Dried llama fetuses are one of the most prominent and photographed products available at the market. Hanging from open doorways, lying stacked in wicker baskets, or leaning petrified against the walls of the alley, their hollow eyes and open mouths cast a disturbing scene to those not familiar with the traditions. The llamas range in size and are used throughout the country when building new homes. Buried under the foundation of any new construction, a llama is a sacred offering to the goddess Pachamama. It is believed that a llama buried under the foundation keeps the construction workers safe and brings good luck and prosperity to the inhabitants. Wealthy Bolivians go the extra mile and sacrifice living llamas.
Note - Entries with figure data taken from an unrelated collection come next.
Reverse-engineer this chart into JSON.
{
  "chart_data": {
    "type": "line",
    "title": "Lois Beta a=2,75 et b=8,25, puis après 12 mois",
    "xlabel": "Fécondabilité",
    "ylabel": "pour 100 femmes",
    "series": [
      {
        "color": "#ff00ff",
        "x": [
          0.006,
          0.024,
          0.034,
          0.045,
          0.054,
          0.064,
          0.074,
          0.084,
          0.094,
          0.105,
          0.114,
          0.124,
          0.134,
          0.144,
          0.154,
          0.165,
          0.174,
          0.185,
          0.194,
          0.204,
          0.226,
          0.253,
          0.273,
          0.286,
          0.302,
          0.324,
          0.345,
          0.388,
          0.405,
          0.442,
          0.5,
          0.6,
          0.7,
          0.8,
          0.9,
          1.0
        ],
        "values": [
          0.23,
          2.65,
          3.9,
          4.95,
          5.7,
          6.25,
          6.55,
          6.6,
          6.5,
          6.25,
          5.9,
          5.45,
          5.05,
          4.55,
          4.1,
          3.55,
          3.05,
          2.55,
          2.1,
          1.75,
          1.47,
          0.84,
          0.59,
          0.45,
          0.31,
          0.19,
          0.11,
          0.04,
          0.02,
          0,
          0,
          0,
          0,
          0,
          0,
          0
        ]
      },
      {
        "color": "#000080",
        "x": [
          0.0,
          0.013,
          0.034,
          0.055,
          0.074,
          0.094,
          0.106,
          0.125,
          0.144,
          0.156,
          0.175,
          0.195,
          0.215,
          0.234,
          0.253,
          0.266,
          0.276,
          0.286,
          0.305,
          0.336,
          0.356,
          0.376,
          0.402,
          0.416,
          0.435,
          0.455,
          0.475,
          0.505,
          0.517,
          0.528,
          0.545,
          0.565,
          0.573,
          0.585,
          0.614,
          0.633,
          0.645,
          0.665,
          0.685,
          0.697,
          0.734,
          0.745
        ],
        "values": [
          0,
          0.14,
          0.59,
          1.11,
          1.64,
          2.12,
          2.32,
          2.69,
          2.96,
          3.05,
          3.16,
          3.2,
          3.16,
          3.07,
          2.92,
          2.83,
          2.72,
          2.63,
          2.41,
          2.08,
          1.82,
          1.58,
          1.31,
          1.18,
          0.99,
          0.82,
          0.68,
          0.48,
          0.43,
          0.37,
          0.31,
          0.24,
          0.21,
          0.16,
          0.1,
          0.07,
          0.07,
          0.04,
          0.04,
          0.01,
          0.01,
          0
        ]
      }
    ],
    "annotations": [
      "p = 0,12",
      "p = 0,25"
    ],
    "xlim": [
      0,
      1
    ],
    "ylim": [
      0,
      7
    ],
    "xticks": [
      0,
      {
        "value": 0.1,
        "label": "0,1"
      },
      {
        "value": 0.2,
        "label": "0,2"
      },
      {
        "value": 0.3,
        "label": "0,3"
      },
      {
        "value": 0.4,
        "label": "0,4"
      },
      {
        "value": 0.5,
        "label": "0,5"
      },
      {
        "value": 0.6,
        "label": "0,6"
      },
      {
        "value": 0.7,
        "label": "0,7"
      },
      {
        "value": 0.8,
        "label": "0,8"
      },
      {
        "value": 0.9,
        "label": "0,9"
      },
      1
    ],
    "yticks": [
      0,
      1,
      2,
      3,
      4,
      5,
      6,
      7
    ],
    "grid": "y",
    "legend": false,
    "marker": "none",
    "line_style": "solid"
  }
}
Pre-dating the influx of tourists, the witches’ market used to cater exclusively to locals, and behind the scenes it is still very much a market for the locals that also happens to get a fair bit of business from tourism. While the majority of the money is made from the tourists looking for trinkets and photo opportunities, the real work of the yatiri is done in the little smoky shops when the tourists have gone back to their hostels for the evening, or moved on to other parts of South America. While it may seem that the traditions have been watered down for an international pallet, they are in fact much the way they have been for generations. The yatiri are more than shop keepers, and the beliefs they hold are part of the history and traditions of Bolivia.
The women and men that work in the market are not only vendors or shop keepers. They are in fact practitioners of traditional medicine and many of them have been in the family business of healing for generations. They take their work seriously and after the tourists have paid their bills they have the opportunity to work in their communities to make a healthier relationship between the natural environment and the people living in the modern society.
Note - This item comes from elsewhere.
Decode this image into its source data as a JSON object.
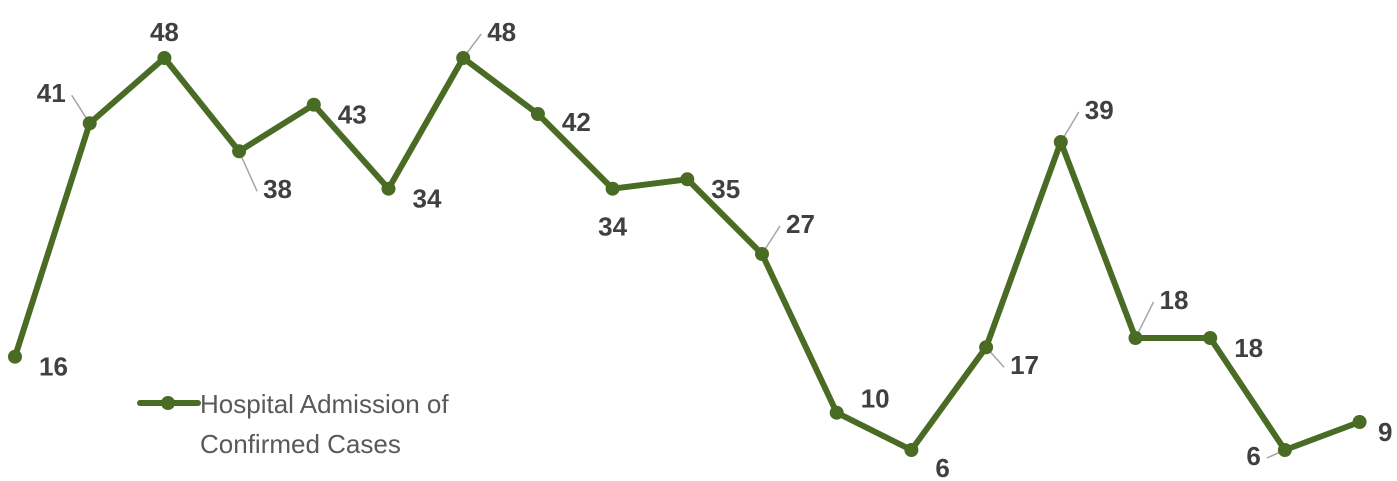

Many of the witches, folk doctors, medicine women, fortunetellers, and astrologers live as well as work on the Calle Linares, so it’s important to be respectful. Remember when adventuring through the witches’ market, that it is a serious and sacred place. While soapstone amulets may not seem filled with spiritual importance to the average tourist, they are sacred symbols to the yatiri, and though many of the yatiri are happy to answer questions and smile for tourists’ cameras, they are not props, and they don’t want their pictures taken without permission.
Navigating the witches’ market is not just a part of visiting La Paz, it’s a fulfilment of powerful spells cast by the yatiri years ago. They were determined to increase business, and believe that the steady increase in tourism is due in part to the sacrifices they have made to Pachamama. Walking through the witches’ market offers the opportunity to look into the soul and history of Bolivia. To see the relationship of people with a spiritual history and the natural environment. If you’re suffering from altitude sickness, looking for safe travels on the rest of your trip, or trying to change your luck for the better, El Mercado de Hechicheria is an absolute must see.